ROM_Console_Selection

ROM_Search_Results

Tested Usage/Development Environments

  • Ubuntu 22.04

    • Python v3.10.4
  • Windows 10.0.19044

    • Python v3.9.1

Configuration and Usage

  • Configuration

    • This Python program requires Python version >= v3.9

    • Program also relies on several Python modules, outside of the standard library, that must be installed to function correctly:

      • requests, beautifulsoup4, pyfiglet, numpy, pandas, and sklearn

      • These modules can be installed using the Python pip module, or installed directly from the module's website

    • collections.txt

      • This program relies on archive.org/download/ collections that are placed in the text file collections.txt. This is where it pulls the archives that it will scrape, parse, and download from.

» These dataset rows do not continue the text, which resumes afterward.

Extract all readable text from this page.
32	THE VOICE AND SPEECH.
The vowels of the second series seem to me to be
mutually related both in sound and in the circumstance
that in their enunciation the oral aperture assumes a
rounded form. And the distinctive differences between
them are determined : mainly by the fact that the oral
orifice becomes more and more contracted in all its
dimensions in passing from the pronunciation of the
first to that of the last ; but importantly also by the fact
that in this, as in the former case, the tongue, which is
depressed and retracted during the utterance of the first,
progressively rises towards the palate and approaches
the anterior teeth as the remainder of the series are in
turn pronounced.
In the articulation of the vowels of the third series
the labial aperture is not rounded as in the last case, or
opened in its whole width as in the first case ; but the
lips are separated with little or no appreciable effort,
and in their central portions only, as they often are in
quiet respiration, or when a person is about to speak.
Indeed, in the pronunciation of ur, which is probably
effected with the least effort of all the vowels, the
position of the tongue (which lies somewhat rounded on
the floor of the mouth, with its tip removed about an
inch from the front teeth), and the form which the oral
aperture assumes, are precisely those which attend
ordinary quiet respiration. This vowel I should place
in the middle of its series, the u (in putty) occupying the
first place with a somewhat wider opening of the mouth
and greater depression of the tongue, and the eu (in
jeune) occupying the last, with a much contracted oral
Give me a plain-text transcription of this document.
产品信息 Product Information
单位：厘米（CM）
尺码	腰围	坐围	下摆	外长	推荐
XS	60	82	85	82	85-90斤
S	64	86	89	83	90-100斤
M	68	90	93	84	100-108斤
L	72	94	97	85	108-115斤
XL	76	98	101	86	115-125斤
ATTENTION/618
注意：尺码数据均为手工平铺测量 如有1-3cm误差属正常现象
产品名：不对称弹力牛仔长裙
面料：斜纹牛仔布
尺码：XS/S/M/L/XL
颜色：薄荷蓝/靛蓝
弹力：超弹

      • If you wish to organize each collection by console, or some other designation, each URL will need to be placed on its own line after a header in the format +<Abbrev. Title> : <Full title>. Abbreviated titles are used internally and as decorative UI splashes, where full titles are used for menu selections.

  • Usage

    • Navigate to program directory and execute python3.X scraper.py [output_dir]

      • NOTE: Before running the program, make sure that the terminal window is sized large enough (roughly 35 lines by 135 columns) or fullscreen
    • If no output directory is specified all downloaded files will be stored alongside scraper.py

    • Menus are navigated using the arrow-keys and the ENTER key. The ESC key is a useful key when exiting menus.